For Limpy, the worst was yet to come.  He survived the illness.  Ervin and Susan, his brother and sister, did not catch it nor did his father.  But then there was his mother.  It happened quickly.  It was early August, and she had been in the vegetable field, but came home late in the morning with a headache and stomach cramps.  She did not make a meal that noon nor did she say much to anyone in the family.  She went straight to an upstairs bedroom, pulled the shades and opened a window for a little breeze.  “I’ll just take a good, long rest,” she told herself.  She knew what was to come.  She called for her husband Eldor, and he gave her a sponge bath to cool and refresh her body.  But her breathing was labored and she felt stiff all over.  She rested that day and through the night.  Early the next morning, she died in bed.    

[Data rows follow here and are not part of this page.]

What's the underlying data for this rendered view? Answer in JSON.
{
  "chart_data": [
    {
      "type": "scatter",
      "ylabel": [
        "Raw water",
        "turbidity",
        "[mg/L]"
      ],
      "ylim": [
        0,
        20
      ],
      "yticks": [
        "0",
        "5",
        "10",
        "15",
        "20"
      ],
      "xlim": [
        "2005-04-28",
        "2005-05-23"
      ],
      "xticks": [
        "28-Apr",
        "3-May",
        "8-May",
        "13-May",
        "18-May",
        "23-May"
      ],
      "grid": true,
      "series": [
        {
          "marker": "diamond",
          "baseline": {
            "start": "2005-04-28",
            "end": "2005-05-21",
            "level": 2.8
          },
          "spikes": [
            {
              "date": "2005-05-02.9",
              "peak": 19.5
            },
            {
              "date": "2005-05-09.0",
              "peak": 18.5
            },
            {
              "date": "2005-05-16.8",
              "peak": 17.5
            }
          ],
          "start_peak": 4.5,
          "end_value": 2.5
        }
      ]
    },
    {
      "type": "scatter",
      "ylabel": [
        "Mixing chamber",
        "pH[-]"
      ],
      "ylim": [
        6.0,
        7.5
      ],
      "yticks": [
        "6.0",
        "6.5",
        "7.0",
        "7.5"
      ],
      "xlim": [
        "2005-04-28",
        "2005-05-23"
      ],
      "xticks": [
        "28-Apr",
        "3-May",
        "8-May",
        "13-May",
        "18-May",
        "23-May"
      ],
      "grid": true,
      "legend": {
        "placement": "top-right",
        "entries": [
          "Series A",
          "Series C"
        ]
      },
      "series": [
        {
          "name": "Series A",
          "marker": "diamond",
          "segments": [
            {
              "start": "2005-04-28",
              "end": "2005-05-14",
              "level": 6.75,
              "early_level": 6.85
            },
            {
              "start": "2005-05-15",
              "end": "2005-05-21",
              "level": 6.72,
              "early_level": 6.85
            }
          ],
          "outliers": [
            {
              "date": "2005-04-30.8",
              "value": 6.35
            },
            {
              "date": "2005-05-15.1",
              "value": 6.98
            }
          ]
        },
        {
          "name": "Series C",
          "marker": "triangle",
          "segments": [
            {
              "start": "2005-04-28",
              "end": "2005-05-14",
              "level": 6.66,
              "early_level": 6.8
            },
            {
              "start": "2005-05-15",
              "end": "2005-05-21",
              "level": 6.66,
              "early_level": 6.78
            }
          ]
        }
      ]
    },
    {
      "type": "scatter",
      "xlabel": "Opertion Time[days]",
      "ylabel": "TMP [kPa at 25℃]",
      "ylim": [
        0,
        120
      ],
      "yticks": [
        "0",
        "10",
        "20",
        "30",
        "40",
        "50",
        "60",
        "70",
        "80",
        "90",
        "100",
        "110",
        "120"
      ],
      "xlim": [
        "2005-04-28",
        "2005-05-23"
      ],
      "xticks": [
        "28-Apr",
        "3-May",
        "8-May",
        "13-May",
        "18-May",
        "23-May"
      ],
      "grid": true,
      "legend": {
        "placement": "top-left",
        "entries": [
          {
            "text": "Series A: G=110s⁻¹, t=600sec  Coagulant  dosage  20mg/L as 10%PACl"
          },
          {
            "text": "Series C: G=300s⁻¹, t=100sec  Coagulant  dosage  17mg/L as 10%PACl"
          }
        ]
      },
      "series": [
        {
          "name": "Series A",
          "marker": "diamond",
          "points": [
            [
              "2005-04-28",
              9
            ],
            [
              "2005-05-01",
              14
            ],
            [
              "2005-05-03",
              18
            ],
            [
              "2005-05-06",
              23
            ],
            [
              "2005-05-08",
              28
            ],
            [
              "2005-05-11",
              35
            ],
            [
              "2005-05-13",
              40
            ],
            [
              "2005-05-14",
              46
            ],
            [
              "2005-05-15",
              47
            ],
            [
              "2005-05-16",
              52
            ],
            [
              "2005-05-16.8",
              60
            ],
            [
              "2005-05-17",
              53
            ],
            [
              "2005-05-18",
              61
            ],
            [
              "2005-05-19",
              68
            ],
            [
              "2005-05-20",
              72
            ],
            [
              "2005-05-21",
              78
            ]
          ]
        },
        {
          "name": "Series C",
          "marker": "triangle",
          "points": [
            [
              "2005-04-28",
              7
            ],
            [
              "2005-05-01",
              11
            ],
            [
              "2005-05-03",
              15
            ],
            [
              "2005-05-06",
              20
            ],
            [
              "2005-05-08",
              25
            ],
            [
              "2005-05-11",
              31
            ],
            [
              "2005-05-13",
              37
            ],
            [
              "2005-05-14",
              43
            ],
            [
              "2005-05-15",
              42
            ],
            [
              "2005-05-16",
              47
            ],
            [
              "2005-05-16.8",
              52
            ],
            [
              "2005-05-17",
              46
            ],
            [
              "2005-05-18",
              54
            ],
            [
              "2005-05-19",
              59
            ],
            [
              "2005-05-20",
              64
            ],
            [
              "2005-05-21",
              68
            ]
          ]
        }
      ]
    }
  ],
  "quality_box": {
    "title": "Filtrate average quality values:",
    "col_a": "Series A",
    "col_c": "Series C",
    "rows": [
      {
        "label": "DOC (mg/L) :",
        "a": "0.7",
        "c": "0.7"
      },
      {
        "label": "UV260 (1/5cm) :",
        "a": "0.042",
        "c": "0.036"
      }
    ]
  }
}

Limpy and his family were struck dumb!  Wasn’t it enough that one of them should carry the marks of polio for the rest of his life?  Wasn’t it enough that children all through the town were suffering?  Why should mothers now catch the disease also?  There were not many at the funeral.  They were afraid of the disease.  When Limpy made his way to his mother’s casket and stood there, he was determined!  He was determined that he was not going to let any little germ of a disease ruin his life forever.  He was determined that he was not going to feel sorry for himself.  He was determined to do the work around the house that his mother had done and care for the kitchen.  His determination encouraged the rest of the family and it made life bearable for him. 

Kenny graduated from high school that coming spring.  He had started dating a girl who was also in the senior class.  She was one of those who did not mind when he put his arm on her shoulder.  They laughed about it now.  They were married.  Kenny also found work outside the farm and vegetable garden.  He applied for a position as a custodian at a small bank in town.  Before long he was doing similar work at another bank on the far end of Main Street.  He was not fast in his work, but he was careful.  His mother had taught him that.  Everyone appreciated his thoroughness.  When they entered the banks to do business, people of the town who knew him looked for him.  “How are you doing?” they would often ask.  As usual, he would answer with a smile, “I’m still limping along!” 

Kenneth and his wife raised a family there in that small town, two girls and a boy.  He worked as bank custodian until he was 64.  When the local newspaper, some years later, gave the notice of his death, the heading said more than many would ever know.  It read, “Kenneth (Limpy) Lamprey, age 75.”